2019 Educational Resource on Sustainable Fisheries for CEDO

The Intercultural Center for the Study of Deserts and Oceans (CEDO) in collaboration with local fishermen in eight coastal fishing communities of the northern Gulf of California (the Sonoran Corridor), along with various government and non-government institutions in both the US and Mexico, building on a foundation of forty years of community building, worked for more than five years to create a robust scientific and policy foundation for creating orderly and sustainable small-scale fisheries in the northern Gulf (Sea of Cortez).

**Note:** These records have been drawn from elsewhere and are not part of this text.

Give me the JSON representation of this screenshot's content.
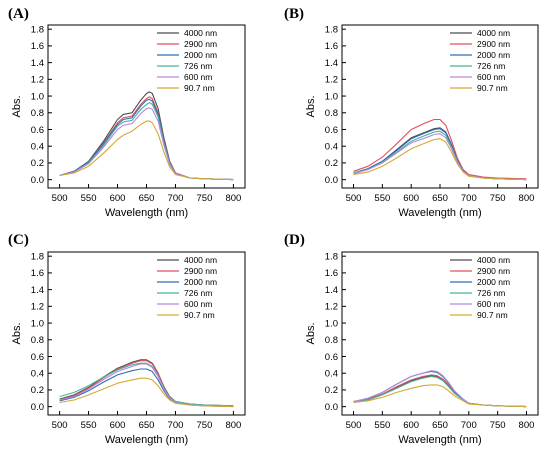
{
  "figure": {
    "series_names": [
      "4000 nm",
      "2900 nm",
      "2000 nm",
      "726 nm",
      "600 nm",
      "90.7 nm"
    ],
    "series_colors": [
      "#4d4d4d",
      "#e0505c",
      "#2f6fb5",
      "#45b39c",
      "#b48be0",
      "#d4a933"
    ]
  },
  "chart_data": [
    {
      "panel": "(A)",
      "type": "line",
      "xlabel": "Wavelength (nm)",
      "ylabel": "Abs.",
      "xlim": [
        480,
        820
      ],
      "ylim": [
        -0.1,
        1.85
      ],
      "xticks": [
        500,
        550,
        600,
        650,
        700,
        750,
        800
      ],
      "yticks": [
        0.0,
        0.2,
        0.4,
        0.6,
        0.8,
        1.0,
        1.2,
        1.4,
        1.6,
        1.8
      ],
      "legend_position": "top-right",
      "x": [
        500,
        525,
        550,
        575,
        600,
        610,
        625,
        640,
        650,
        655,
        660,
        670,
        680,
        690,
        700,
        725,
        750,
        800
      ],
      "series": [
        {
          "name": "4000 nm",
          "color": "#4d4d4d",
          "values": [
            0.05,
            0.1,
            0.22,
            0.45,
            0.72,
            0.78,
            0.8,
            0.95,
            1.03,
            1.05,
            1.03,
            0.85,
            0.5,
            0.22,
            0.08,
            0.02,
            0.01,
            0.0
          ]
        },
        {
          "name": "2900 nm",
          "color": "#e0505c",
          "values": [
            0.05,
            0.1,
            0.21,
            0.43,
            0.68,
            0.74,
            0.76,
            0.9,
            0.97,
            0.99,
            0.97,
            0.8,
            0.47,
            0.21,
            0.08,
            0.02,
            0.01,
            0.0
          ]
        },
        {
          "name": "2000 nm",
          "color": "#2f6fb5",
          "values": [
            0.05,
            0.1,
            0.21,
            0.42,
            0.66,
            0.72,
            0.74,
            0.88,
            0.95,
            0.96,
            0.94,
            0.78,
            0.46,
            0.2,
            0.07,
            0.02,
            0.01,
            0.0
          ]
        },
        {
          "name": "726 nm",
          "color": "#45b39c",
          "values": [
            0.05,
            0.09,
            0.2,
            0.4,
            0.64,
            0.69,
            0.71,
            0.84,
            0.9,
            0.92,
            0.9,
            0.75,
            0.44,
            0.19,
            0.07,
            0.02,
            0.01,
            0.0
          ]
        },
        {
          "name": "600 nm",
          "color": "#b48be0",
          "values": [
            0.05,
            0.09,
            0.19,
            0.38,
            0.6,
            0.65,
            0.67,
            0.79,
            0.85,
            0.86,
            0.84,
            0.7,
            0.41,
            0.18,
            0.07,
            0.02,
            0.01,
            0.0
          ]
        },
        {
          "name": "90.7 nm",
          "color": "#d4a933",
          "values": [
            0.05,
            0.08,
            0.16,
            0.31,
            0.48,
            0.53,
            0.58,
            0.66,
            0.7,
            0.7,
            0.68,
            0.55,
            0.33,
            0.15,
            0.06,
            0.02,
            0.01,
            0.0
          ]
        }
      ]
    },
    {
      "panel": "(B)",
      "type": "line",
      "xlabel": "Wavelength (nm)",
      "ylabel": "Abs.",
      "xlim": [
        480,
        820
      ],
      "ylim": [
        -0.1,
        1.85
      ],
      "xticks": [
        500,
        550,
        600,
        650,
        700,
        750,
        800
      ],
      "yticks": [
        0.0,
        0.2,
        0.4,
        0.6,
        0.8,
        1.0,
        1.2,
        1.4,
        1.6,
        1.8
      ],
      "legend_position": "top-right",
      "x": [
        500,
        525,
        550,
        575,
        600,
        625,
        640,
        650,
        660,
        670,
        680,
        690,
        700,
        725,
        750,
        800
      ],
      "series": [
        {
          "name": "4000 nm",
          "color": "#4d4d4d",
          "values": [
            0.08,
            0.13,
            0.22,
            0.36,
            0.5,
            0.57,
            0.61,
            0.62,
            0.57,
            0.42,
            0.24,
            0.11,
            0.05,
            0.02,
            0.01,
            0.0
          ]
        },
        {
          "name": "2900 nm",
          "color": "#e0505c",
          "values": [
            0.1,
            0.16,
            0.27,
            0.43,
            0.6,
            0.68,
            0.72,
            0.72,
            0.65,
            0.47,
            0.26,
            0.12,
            0.06,
            0.03,
            0.02,
            0.01
          ]
        },
        {
          "name": "2000 nm",
          "color": "#2f6fb5",
          "values": [
            0.08,
            0.13,
            0.22,
            0.35,
            0.49,
            0.56,
            0.6,
            0.61,
            0.56,
            0.41,
            0.23,
            0.11,
            0.05,
            0.02,
            0.01,
            0.0
          ]
        },
        {
          "name": "726 nm",
          "color": "#45b39c",
          "values": [
            0.08,
            0.12,
            0.21,
            0.33,
            0.46,
            0.53,
            0.57,
            0.58,
            0.53,
            0.39,
            0.22,
            0.1,
            0.05,
            0.02,
            0.01,
            0.0
          ]
        },
        {
          "name": "600 nm",
          "color": "#b48be0",
          "values": [
            0.07,
            0.12,
            0.2,
            0.32,
            0.44,
            0.5,
            0.54,
            0.55,
            0.5,
            0.37,
            0.21,
            0.1,
            0.05,
            0.02,
            0.01,
            0.0
          ]
        },
        {
          "name": "90.7 nm",
          "color": "#d4a933",
          "values": [
            0.06,
            0.09,
            0.16,
            0.26,
            0.37,
            0.44,
            0.48,
            0.49,
            0.45,
            0.33,
            0.19,
            0.09,
            0.04,
            0.02,
            0.01,
            0.0
          ]
        }
      ]
    },
    {
      "panel": "(C)",
      "type": "line",
      "xlabel": "Wavelength (nm)",
      "ylabel": "Abs.",
      "xlim": [
        480,
        820
      ],
      "ylim": [
        -0.1,
        1.85
      ],
      "xticks": [
        500,
        550,
        600,
        650,
        700,
        750,
        800
      ],
      "yticks": [
        0.0,
        0.2,
        0.4,
        0.6,
        0.8,
        1.0,
        1.2,
        1.4,
        1.6,
        1.8
      ],
      "legend_position": "top-right",
      "x": [
        500,
        525,
        550,
        575,
        600,
        625,
        640,
        650,
        660,
        670,
        680,
        690,
        700,
        725,
        750,
        800
      ],
      "series": [
        {
          "name": "4000 nm",
          "color": "#4d4d4d",
          "values": [
            0.09,
            0.14,
            0.23,
            0.35,
            0.46,
            0.53,
            0.56,
            0.56,
            0.52,
            0.4,
            0.24,
            0.12,
            0.06,
            0.03,
            0.02,
            0.01
          ]
        },
        {
          "name": "2900 nm",
          "color": "#e0505c",
          "values": [
            0.08,
            0.13,
            0.22,
            0.34,
            0.45,
            0.52,
            0.55,
            0.55,
            0.51,
            0.39,
            0.23,
            0.11,
            0.05,
            0.03,
            0.02,
            0.01
          ]
        },
        {
          "name": "2000 nm",
          "color": "#2f6fb5",
          "values": [
            0.07,
            0.11,
            0.19,
            0.29,
            0.38,
            0.43,
            0.45,
            0.45,
            0.42,
            0.32,
            0.19,
            0.09,
            0.05,
            0.02,
            0.01,
            0.0
          ]
        },
        {
          "name": "726 nm",
          "color": "#45b39c",
          "values": [
            0.12,
            0.17,
            0.25,
            0.35,
            0.44,
            0.5,
            0.52,
            0.52,
            0.48,
            0.37,
            0.22,
            0.11,
            0.06,
            0.03,
            0.02,
            0.01
          ]
        },
        {
          "name": "600 nm",
          "color": "#b48be0",
          "values": [
            0.08,
            0.12,
            0.21,
            0.32,
            0.42,
            0.48,
            0.51,
            0.51,
            0.47,
            0.36,
            0.21,
            0.1,
            0.05,
            0.02,
            0.01,
            0.0
          ]
        },
        {
          "name": "90.7 nm",
          "color": "#d4a933",
          "values": [
            0.05,
            0.08,
            0.14,
            0.21,
            0.28,
            0.32,
            0.34,
            0.34,
            0.32,
            0.25,
            0.15,
            0.08,
            0.04,
            0.02,
            0.01,
            0.0
          ]
        }
      ]
    },
    {
      "panel": "(D)",
      "type": "line",
      "xlabel": "Wavelength (nm)",
      "ylabel": "Abs.",
      "xlim": [
        480,
        820
      ],
      "ylim": [
        -0.1,
        1.85
      ],
      "xticks": [
        500,
        550,
        600,
        650,
        700,
        750,
        800
      ],
      "yticks": [
        0.0,
        0.2,
        0.4,
        0.6,
        0.8,
        1.0,
        1.2,
        1.4,
        1.6,
        1.8
      ],
      "legend_position": "top-right",
      "x": [
        500,
        525,
        550,
        575,
        600,
        620,
        635,
        645,
        655,
        665,
        675,
        690,
        700,
        725,
        750,
        800
      ],
      "series": [
        {
          "name": "4000 nm",
          "color": "#4d4d4d",
          "values": [
            0.06,
            0.09,
            0.15,
            0.23,
            0.31,
            0.35,
            0.37,
            0.36,
            0.32,
            0.25,
            0.17,
            0.08,
            0.04,
            0.02,
            0.01,
            0.0
          ]
        },
        {
          "name": "2900 nm",
          "color": "#e0505c",
          "values": [
            0.06,
            0.09,
            0.15,
            0.24,
            0.32,
            0.36,
            0.38,
            0.37,
            0.33,
            0.26,
            0.17,
            0.08,
            0.04,
            0.02,
            0.01,
            0.0
          ]
        },
        {
          "name": "2000 nm",
          "color": "#2f6fb5",
          "values": [
            0.06,
            0.1,
            0.17,
            0.27,
            0.36,
            0.4,
            0.42,
            0.41,
            0.36,
            0.28,
            0.18,
            0.09,
            0.04,
            0.02,
            0.01,
            0.0
          ]
        },
        {
          "name": "726 nm",
          "color": "#45b39c",
          "values": [
            0.05,
            0.08,
            0.14,
            0.22,
            0.3,
            0.34,
            0.36,
            0.35,
            0.31,
            0.24,
            0.16,
            0.08,
            0.04,
            0.02,
            0.01,
            0.0
          ]
        },
        {
          "name": "600 nm",
          "color": "#b48be0",
          "values": [
            0.06,
            0.1,
            0.17,
            0.27,
            0.36,
            0.4,
            0.43,
            0.42,
            0.37,
            0.29,
            0.19,
            0.09,
            0.04,
            0.02,
            0.01,
            0.0
          ]
        },
        {
          "name": "90.7 nm",
          "color": "#d4a933",
          "values": [
            0.05,
            0.07,
            0.11,
            0.17,
            0.22,
            0.25,
            0.26,
            0.26,
            0.24,
            0.19,
            0.13,
            0.07,
            0.03,
            0.02,
            0.01,
            0.0
          ]
        }
      ]
    }
  ]
}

This was the first time that local communities came together with one another and at this scale, achieving unprecedented government support to improve the management of their dwindling and fragile fisheries resources from the bottom-up. In 2019, together with CEDO’s then Executive Director (now Emeritus), Peggy Turk Boyer, I co-created a resource for our large bi-national and bi-lingual audience using the time-honored format of our institution’s annual calendar and tide chart.

This popular resource introduced the Sonoran Biological & Fisheries Corridor Project in the context of the Convention on Biological Diversity (CBD), a multilateral treaty that aims to help nations value, conserve, restore, and make wise use of their biodiversity and ecosystem services to sustain a healthy planet and deliver benefits that are essential for all people by 2050 (www.cbd.int). I chose for this resource the theme of assembling a jigsaw puzzle, hoping readers would associate memories of family fun and teamwork with integrated solutions to the region’s complex problems.